When you are the owner or caretaker of horses, there are a handful of illnesses and diseases that can come up and cause concern. However, one of the more worrisome problems with equestrian health is equine influenza. Similar to flu versions that can affect humans, equine influenza is one of the most contagious illnesses. If just one of your horses contracts the flu, it is highly likely that every other horse that is in the stable will as well. With such a threatening reputation, there are bound to be some big misconceptions when it comes to equine influenza. Here are a few of the most common misconceptions about the horse flu and the facts you should know.
Misconception: Giving your horse the equestrian influenza vaccine will cause adverse reactions.

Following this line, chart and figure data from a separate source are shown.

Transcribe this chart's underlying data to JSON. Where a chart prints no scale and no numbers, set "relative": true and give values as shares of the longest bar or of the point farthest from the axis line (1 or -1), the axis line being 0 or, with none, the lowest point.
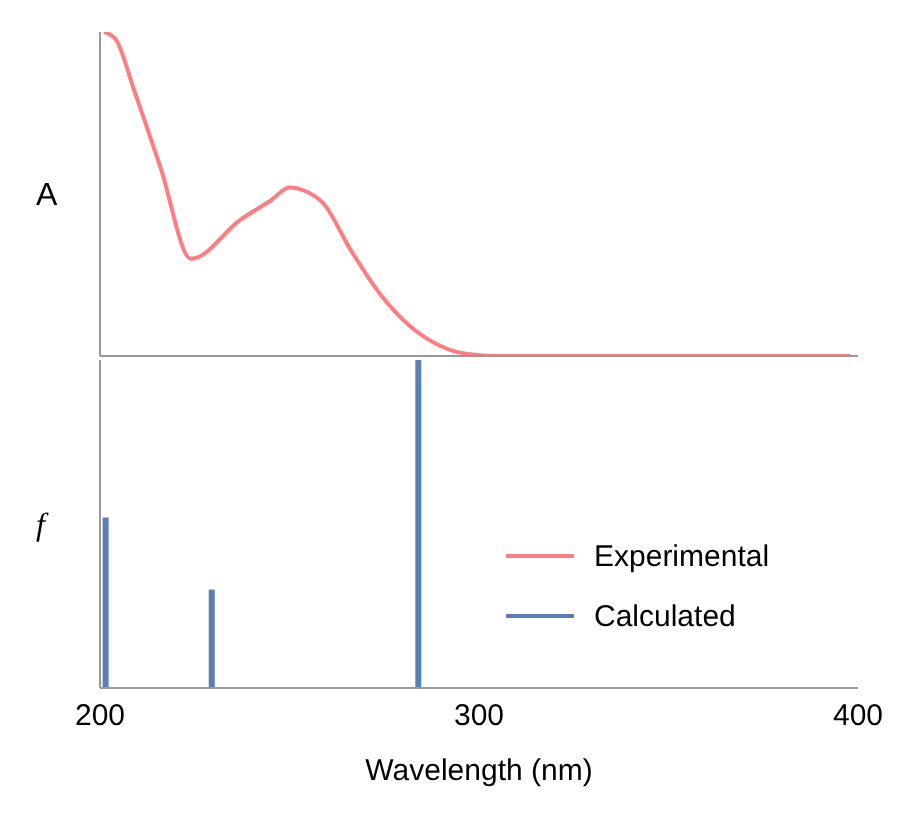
{
  "chart_data": [
    {
      "type": "line",
      "ylabel": "A",
      "relative": true,
      "xlim": [
        200,
        400
      ],
      "tick_labels": false,
      "legend": "bottom right",
      "series": [
        {
          "name": "Experimental",
          "color": "#ff7c80",
          "x": [
            201,
            204,
            209,
            216,
            224,
            237,
            245,
            250,
            254,
            259,
            266,
            274,
            282,
            290,
            297,
            305,
            350,
            398
          ],
          "values": [
            1.0,
            0.98,
            0.82,
            0.58,
            0.3,
            0.42,
            0.48,
            0.52,
            0.51,
            0.47,
            0.33,
            0.19,
            0.09,
            0.03,
            0.006,
            0,
            0,
            0
          ]
        }
      ]
    },
    {
      "type": "bar",
      "ylabel": "f",
      "xlabel": "Wavelength (nm)",
      "relative": true,
      "xlim": [
        200,
        400
      ],
      "xticks": [
        200,
        300,
        400
      ],
      "tick_labels": "x",
      "legend": "right",
      "series": [
        {
          "name": "Calculated",
          "color": "#5b7fb5",
          "x": [
            201.5,
            229.5,
            284
          ],
          "values": [
            0.52,
            0.3,
            1.0
          ]
        }
      ]
    }
  ]
}
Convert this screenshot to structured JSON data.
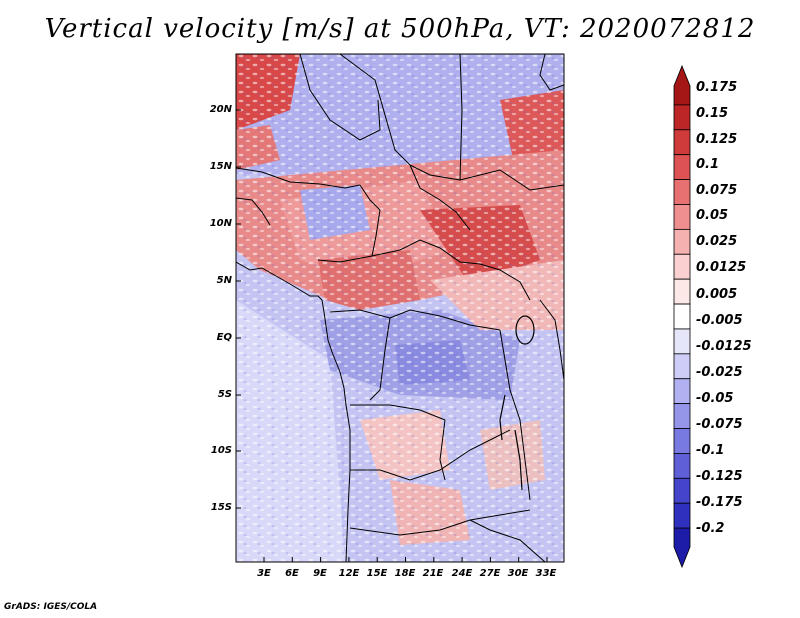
{
  "title": "Vertical velocity [m/s] at 500hPa, VT: 2020072812",
  "footer": "GrADS: IGES/COLA",
  "map": {
    "lat_ticks": [
      "20N",
      "15N",
      "10N",
      "5N",
      "EQ",
      "5S",
      "10S",
      "15S"
    ],
    "lon_ticks": [
      "3E",
      "6E",
      "9E",
      "12E",
      "15E",
      "18E",
      "21E",
      "24E",
      "27E",
      "30E",
      "33E"
    ],
    "colorbar": {
      "labels": [
        "0.175",
        "0.15",
        "0.125",
        "0.1",
        "0.075",
        "0.05",
        "0.025",
        "0.0125",
        "0.005",
        "-0.005",
        "-0.0125",
        "-0.025",
        "-0.05",
        "-0.075",
        "-0.1",
        "-0.125",
        "-0.175",
        "-0.2"
      ],
      "colors": [
        "#a51616",
        "#bd2626",
        "#cf3a3a",
        "#dd5252",
        "#e77070",
        "#ef8f8f",
        "#f5b0b0",
        "#fad0d0",
        "#fde8e8",
        "#ffffff",
        "#e6e6fb",
        "#cdcdf7",
        "#b1b1f1",
        "#9595ea",
        "#7979e2",
        "#5f5fd8",
        "#4545cc",
        "#3030be",
        "#1c1ca8"
      ]
    }
  }
}
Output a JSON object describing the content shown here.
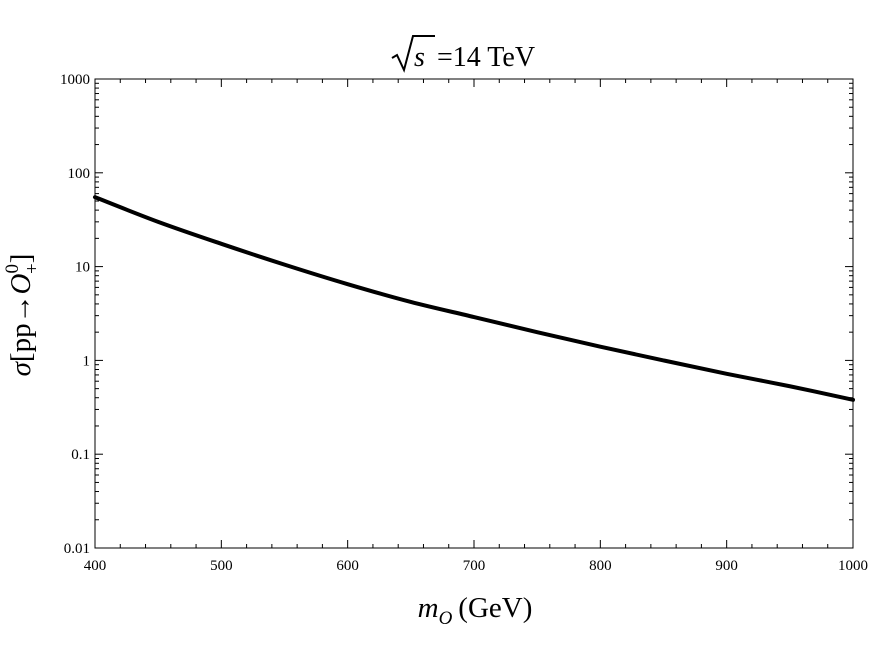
{
  "chart_data": {
    "type": "line",
    "title": {
      "root_symbol": "√",
      "variable": "s",
      "rest": "=14 TeV"
    },
    "xlabel": {
      "symbol": "m",
      "subscript": "O",
      "unit": "(GeV)"
    },
    "ylabel": {
      "sigma": "σ",
      "open": "[pp",
      "arrow": "→",
      "op": "O",
      "superscript": "0",
      "subscript": "+",
      "close": "]"
    },
    "x_scale": "linear",
    "y_scale": "log",
    "xlim": [
      400,
      1000
    ],
    "ylim": [
      0.01,
      1000
    ],
    "x_ticks": [
      400,
      500,
      600,
      700,
      800,
      900,
      1000
    ],
    "x_tick_labels": [
      "400",
      "500",
      "600",
      "700",
      "800",
      "900",
      "1000"
    ],
    "y_ticks": [
      0.01,
      0.1,
      1,
      10,
      100,
      1000
    ],
    "y_tick_labels": [
      "0.01",
      "0.1",
      "1",
      "10",
      "100",
      "1000"
    ],
    "grid": false,
    "frame": true,
    "line_color": "#000000",
    "series": [
      {
        "x": [
          400,
          450,
          500,
          550,
          600,
          650,
          700,
          750,
          800,
          850,
          900,
          950,
          1000
        ],
        "y": [
          55,
          30,
          17.5,
          10.5,
          6.5,
          4.2,
          2.9,
          2.0,
          1.4,
          1.0,
          0.72,
          0.53,
          0.38
        ]
      }
    ]
  }
}
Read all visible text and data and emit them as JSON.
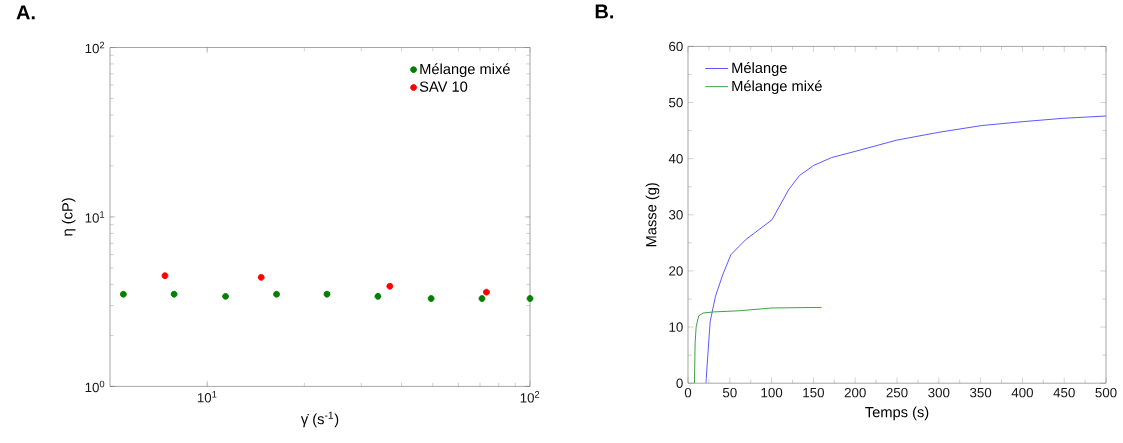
{
  "chart_data": [
    {
      "type": "scatter",
      "title": "A.",
      "xlabel": "γ̇ (s$^{-1}$)",
      "ylabel": "η (cP)",
      "log": "xy",
      "marker": "circle",
      "legend": "top right",
      "xlim": [
        5,
        100
      ],
      "ylim": [
        1,
        100
      ],
      "xticks": [
        {
          "value": 10,
          "label": "10$^{1}$"
        },
        {
          "value": 100,
          "label": "10$^{2}$"
        }
      ],
      "yticks": [
        {
          "value": 1,
          "label": "10$^{0}$"
        },
        {
          "value": 10,
          "label": "10$^{1}$"
        },
        {
          "value": 100,
          "label": "10$^{2}$"
        }
      ],
      "series": [
        {
          "name": "Mélange mixé",
          "color": "#008000",
          "x": [
            5.5,
            7.9,
            11.4,
            16.4,
            23.5,
            33.8,
            49.4,
            71,
            100
          ],
          "values": [
            3.5,
            3.5,
            3.4,
            3.5,
            3.5,
            3.4,
            3.3,
            3.3,
            3.3
          ]
        },
        {
          "name": "SAV 10",
          "color": "#ff0000",
          "x": [
            7.4,
            14.7,
            36.8,
            73.3
          ],
          "values": [
            4.5,
            4.4,
            3.9,
            3.6
          ]
        }
      ]
    },
    {
      "type": "line",
      "title": "B.",
      "xlabel": "Temps (s)",
      "ylabel": "Masse (g)",
      "marker": "none",
      "line_style": "solid",
      "legend": "top left",
      "xlim": [
        0,
        500
      ],
      "ylim": [
        0,
        60
      ],
      "xticks": [
        0,
        50,
        100,
        150,
        200,
        250,
        300,
        350,
        400,
        450,
        500
      ],
      "yticks": [
        0,
        10,
        20,
        30,
        40,
        50,
        60
      ],
      "series": [
        {
          "name": "Mélange",
          "color": "#4c4cff",
          "x": [
            21.4,
            26.5,
            32.9,
            41.5,
            51.3,
            69.2,
            100.4,
            120.5,
            133.3,
            150.4,
            171.8,
            200,
            249.6,
            300,
            351.3,
            400.9,
            449.6,
            500
          ],
          "values": [
            0,
            11,
            15.5,
            19.3,
            22.9,
            25.6,
            29.1,
            34.5,
            37.0,
            38.8,
            40.2,
            41.3,
            43.3,
            44.7,
            45.9,
            46.6,
            47.2,
            47.6
          ]
        },
        {
          "name": "Mélange mixé",
          "color": "#339933",
          "x": [
            7.7,
            8.5,
            9.8,
            12.8,
            17.9,
            30.8,
            60.7,
            100.4,
            159.8
          ],
          "values": [
            0,
            7.2,
            10.1,
            12,
            12.5,
            12.7,
            12.9,
            13.4,
            13.5
          ]
        }
      ]
    }
  ]
}
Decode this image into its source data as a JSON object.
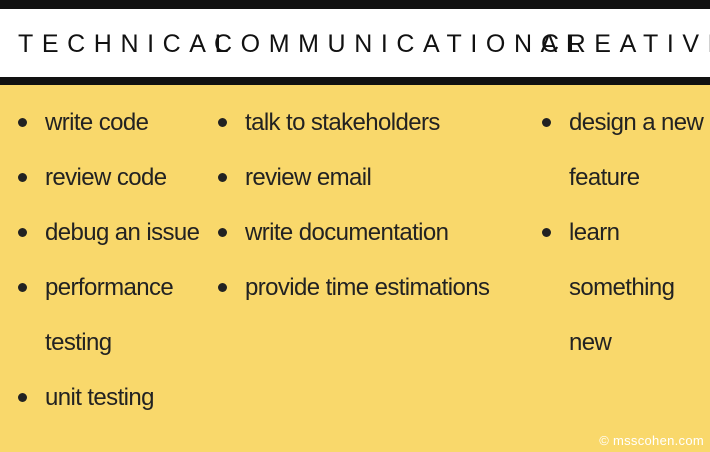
{
  "headings": {
    "technical": "TECHNICAL",
    "communicational": "COMMUNICATIONAL",
    "creative": "CREATIVE"
  },
  "technical": {
    "items": [
      "write code",
      "review code",
      "debug an issue",
      "performance testing",
      "unit testing"
    ]
  },
  "communicational": {
    "items": [
      "talk to stakeholders",
      "review email",
      "write documentation",
      "provide time estimations"
    ]
  },
  "creative": {
    "items": [
      "design a new feature",
      "learn something new"
    ]
  },
  "credit": "© msscohen.com",
  "colors": {
    "background": "#f9d86b",
    "header_band": "#ffffff",
    "rules": "#111111",
    "text": "#222222"
  }
}
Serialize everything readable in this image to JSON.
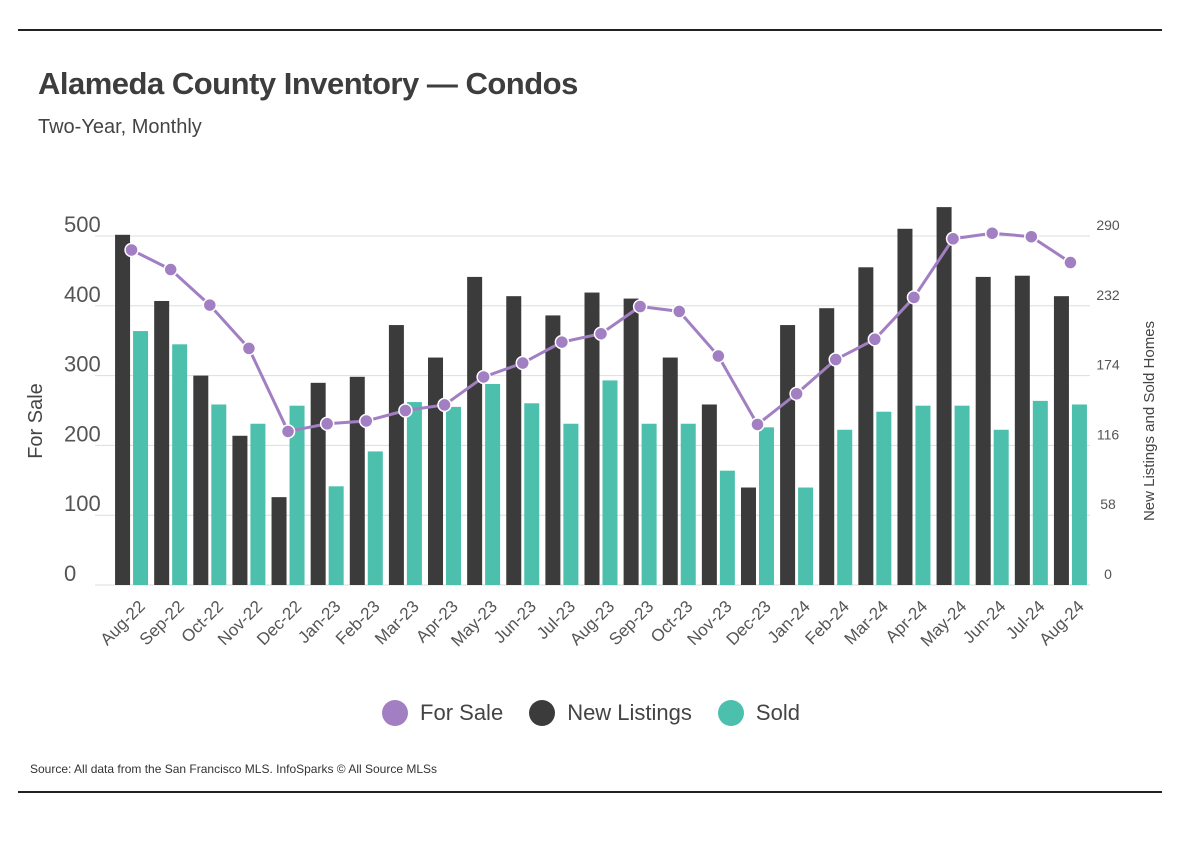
{
  "header": {
    "title": "Alameda County Inventory — Condos",
    "subtitle": "Two-Year, Monthly"
  },
  "footer": {
    "source": "Source:  All data from the San Francisco MLS. InfoSparks © All Source MLSs"
  },
  "colors": {
    "for_sale": "#a17fc2",
    "new_listings": "#3b3b3b",
    "sold": "#4cbfad",
    "grid": "#dddddd",
    "axis_text": "#555555"
  },
  "legend": [
    {
      "label": "For Sale",
      "color": "#a17fc2"
    },
    {
      "label": "New Listings",
      "color": "#3b3b3b"
    },
    {
      "label": "Sold",
      "color": "#4cbfad"
    }
  ],
  "chart_data": {
    "type": "bar",
    "title": "Alameda County Inventory — Condos",
    "subtitle": "Two-Year, Monthly",
    "categories": [
      "Aug-22",
      "Sep-22",
      "Oct-22",
      "Nov-22",
      "Dec-22",
      "Jan-23",
      "Feb-23",
      "Mar-23",
      "Apr-23",
      "May-23",
      "Jun-23",
      "Jul-23",
      "Aug-23",
      "Sep-23",
      "Oct-23",
      "Nov-23",
      "Dec-23",
      "Jan-24",
      "Feb-24",
      "Mar-24",
      "Apr-24",
      "May-24",
      "Jun-24",
      "Jul-24",
      "Aug-24"
    ],
    "ylabel_left": "For Sale",
    "ylabel_right": "New Listings and Sold Homes",
    "ylim_left": [
      0,
      500
    ],
    "ylim_right": [
      0,
      290
    ],
    "yticks_left": [
      0,
      100,
      200,
      300,
      400,
      500
    ],
    "yticks_right": [
      0,
      58,
      116,
      174,
      232,
      290
    ],
    "grid": true,
    "legend_position": "bottom",
    "series": [
      {
        "name": "New Listings",
        "type": "bar",
        "axis": "right",
        "values": [
          291,
          236,
          174,
          124,
          73,
          168,
          173,
          216,
          189,
          256,
          240,
          224,
          243,
          238,
          189,
          150,
          81,
          216,
          230,
          264,
          296,
          314,
          256,
          257,
          240
        ]
      },
      {
        "name": "Sold",
        "type": "bar",
        "axis": "right",
        "values": [
          211,
          200,
          150,
          134,
          149,
          82,
          111,
          152,
          148,
          167,
          151,
          134,
          170,
          134,
          134,
          95,
          131,
          81,
          129,
          144,
          149,
          149,
          129,
          153,
          150
        ]
      },
      {
        "name": "For Sale",
        "type": "line",
        "axis": "left",
        "values": [
          480,
          452,
          401,
          339,
          220,
          231,
          235,
          250,
          258,
          298,
          318,
          348,
          360,
          399,
          392,
          328,
          230,
          274,
          323,
          352,
          412,
          496,
          504,
          499,
          462
        ]
      }
    ]
  }
}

Fact: If you have avoided having your horses vaccinated for influenza because you believe the immunization will make them sick, you should know that this is actually a false assumption. Only about one out of every 1000 horses will have any adverse reaction to the immunization for equestrian influenza. Horses that have just been vaccinated must wait seven days before racing to allow their body to build up an antibody to the virus but will rarely have any adverse symptoms from the treatment.
Misconception: Equestrian influenza is easy to treat.
Fact: You may assume that if your horse does fall ill with equine influenza, all that will be required is a trip to the vet and some antibiotics. However the symptoms of this illness can be extremely severe and come about rapidly. Horses that are not vaccinated can suffer from permanent damage to their heart and lungs even if you do seek treatment right away. Plus, not all strands of equine influenza are exactly alike, which makes treating the illness even more of a challenge for veterinarians.
Misconception: Equine influenza can only affect your horses.
Fact: Equine influenza can actually have an effect on several types of animals. Greyhound dogs at a racetrack in Florida developed some respiratory difficulties in 2004, and it was soon determined that many of the dogs were suffering with a strand of equine influenza. Additionally, camels, donkeys, and mules can be affected by the illness. It is also believed that the virus is related to the same flu versions that are derived from aquatic birds. So if you have a horse that does have the illness, it is best to exercise precautions with all of the animals on your property.